I can’t answer him, I can’t deny it, but I don’t know love, I’ve never been in love before, but I know that my heart belongs to her, it’s as if it beats only for her, my eyes see her as a goddess, and the other women are like mere mortals without value. I think I’m fucked, marrying a woman now for the benefit of the mob will be torturous, I’ll look at my wife and all I’ll be able to think about is Renata.
“Her silence only confirms me. We are going back to Italy in two hours, will you come back to say goodbye to her and pick up your things that are there?”
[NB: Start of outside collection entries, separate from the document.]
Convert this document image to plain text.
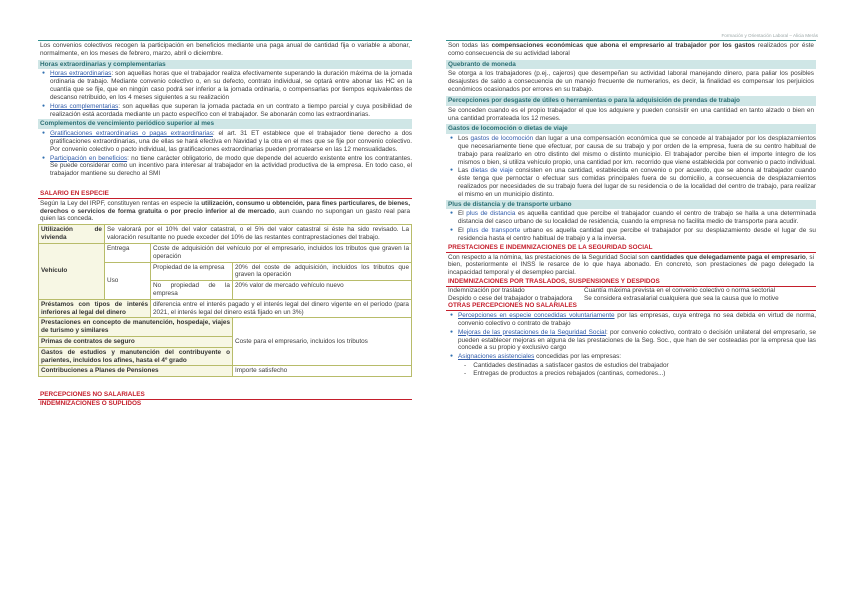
Formación y Orientación Laboral – Alicia Merás
Los convenios colectivos recogen la participación en beneficios mediante una paga anual de cantidad fija o variable a abonar, normalmente, en los meses de febrero, marzo, abril o diciembre.
Horas extraordinarias y complementarias
● Horas extraordinarias: son aquellas horas que el trabajador realiza efectivamente superando la duración máxima de la jornada ordinaria de trabajo. Mediante convenio colectivo o, en su defecto, contrato individual, se optará entre abonar las HC en la cuantía que se fije, que en ningún caso podrá ser inferior a la jornada ordinaria, o compensarlas por tiempos equivalentes de descanso retribuido, en los 4 meses siguientes a su realización
● Horas complementarias: son aquellas que superan la jornada pactada en un contrato a tiempo parcial y cuya posibilidad de realización está acordada mediante un pacto específico con el trabajador. Se abonarán como las extraordinarias.
Complementos de vencimiento periódico superior al mes
● Gratificaciones extraordinarias o pagas extraordinarias: el art. 31 ET establece que el trabajador tiene derecho a dos gratificaciones extraordinarias, una de ellas se hará efectiva en Navidad y la otra en el mes que se fije por convenio colectivo. Por convenio colectivo o pacto individual, las gratificaciones extraordinarias pueden prorratearse en las 12 mensualidades.
● Participación en beneficios: no tiene carácter obligatorio, de modo que depende del acuerdo existente entre los contratantes. Se puede considerar como un incentivo para interesar al trabajador en la actividad productiva de la empresa. En todo caso, el trabajador mantiene su derecho al SMI
SALARIO EN ESPECIE
Según la Ley del IRPF, constituyen rentas en especie la utilización, consumo u obtención, para fines particulares, de bienes, derechos o servicios de forma gratuita o por precio inferior al de mercado, aun cuando no supongan un gasto real para quien las conceda.
Utilización de vivienda	Se valorará por el 10% del valor catastral, o el 5% del valor catastral si éste ha sido revisado. La valoración resultante no puede exceder del 10% de las restantes contraprestaciones del trabajo.		
Vehículo	Entrega	Coste de adquisición del vehículo por el empresario, incluidos los tributos que graven la operación	
	Uso	Propiedad de la empresa	20% del coste de adquisición, incluidos los tributos que graven la operación
		No propiedad de la empresa	20% valor de mercado vehículo nuevo
Préstamos con tipos de interés inferiores al legal del dinero		diferencia entre el interés pagado y el interés legal del dinero vigente en el período (para 2021, el interés legal del dinero está fijado en un 3%)	
Prestaciones en concepto de manutención, hospedaje, viajes de turismo y similares			Coste para el empresario, incluidos los tributos
Primas de contratos de seguro			
Gastos de estudios y manutención del contribuyente o parientes, incluidos los afines, hasta el 4º grado			
Contribuciones a Planes de Pensiones			Importe satisfecho
PERCEPCIONES NO SALARIALES
INDEMNIZACIONES O SUPLIDOS
Son todas las compensaciones económicas que abona el empresario al trabajador por los gastos realizados por éste como consecuencia de su actividad laboral
Quebranto de moneda
Se otorga a los trabajadores (p.ej., cajeros) que desempeñan su actividad laboral manejando dinero, para paliar los posibles desajustes de saldo a consecuencia de un manejo frecuente de numerarios, es decir, la finalidad es compensar los perjuicios económicos ocasionados por errores en su trabajo.
Percepciones por desgaste de útiles o herramientas o para la adquisición de prendas de trabajo
Se conceden cuando es el propio trabajador el que los adquiere y pueden consistir en una cantidad en tanto alzado o bien en una cantidad prorrateada los 12 meses.
Gastos de locomoción o dietas de viaje
● Los gastos de locomoción dan lugar a una compensación económica que se concede al trabajador por los desplazamientos que necesariamente tiene que efectuar, por causa de su trabajo y por orden de la empresa, fuera de su centro habitual de trabajo para realizarlo en otro distinto del mismo o distinto municipio. El trabajador percibe bien el importe íntegro de los mismos o bien, si utiliza vehículo propio, una cantidad por km. recorrido que viene establecida por convenio o pacto individual.
● Las dietas de viaje consisten en una cantidad, establecida en convenio o por acuerdo, que se abona al trabajador cuando éste tenga que pernoctar o efectuar sus comidas principales fuera de su domicilio, a consecuencia de desplazamientos realizados por necesidades de su trabajo fuera del lugar de su residencia o de la localidad del centro de trabajo, para realizar el mismo en un municipio distinto.
Plus de distancia y de transporte urbano
● El plus de distancia es aquella cantidad que percibe el trabajador cuando el centro de trabajo se halla a una determinada distancia del casco urbano de su localidad de residencia, cuando la empresa no facilita medio de transporte para acudir.
● El plus de transporte urbano es aquella cantidad que percibe el trabajador por su desplazamiento desde el lugar de su residencia hasta el centro habitual de trabajo y a la inversa.
PRESTACIONES E INDEMNIZACIONES DE LA SEGURIDAD SOCIAL
Con respecto a la nómina, las prestaciones de la Seguridad Social son cantidades que delegadamente paga el empresario, si bien, posteriormente el INSS le resarce de lo que haya abonado. En concreto, son prestaciones de pago delegado la incapacidad temporal y el desempleo parcial.
INDEMNIZACIONES POR TRASLADOS, SUSPENSIONES Y DESPIDOS
Indemnización por traslado	Cuantía máxima prevista en el convenio colectivo o norma sectorial
Despido o cese del trabajador o trabajadora	Se considera extrasalarial cualquiera que sea la causa que lo motive
OTRAS PERCEPCIONES NO SALARIALES
● Percepciones en especie concedidas voluntariamente por las empresas, cuya entrega no sea debida en virtud de norma, convenio colectivo o contrato de trabajo
● Mejoras de las prestaciones de la Seguridad Social: por convenio colectivo, contrato o decisión unilateral del empresario, se pueden establecer mejoras en alguna de las prestaciones de la Seg. Soc., que han de ser costeadas por la empresa que las concede a su propio y exclusivo cargo
● Asignaciones asistenciales concedidas por las empresas:
-    Cantidades destinadas a satisfacer gastos de estudios del trabajador
-    Entregas de productos a precios rebajados (cantinas, comedores...)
“There are only a few clothes there, my things are still in this house.” I was already prepared to leave her life, that’s why I took only clothes, I just didn’t expect that my departure from her life would be so soon. “I don’t want to say goodbye to her.”
“Okay, then go get ready.”
Vicenzo gets up and disappears down the hall. I feel my heart tighten, I pick up my cell phone and open the gallery. Before I came here, I took a picture of her sleeping, a tear ran down my eye, I didn’t imagine that one day I would cry for leaving someone behind.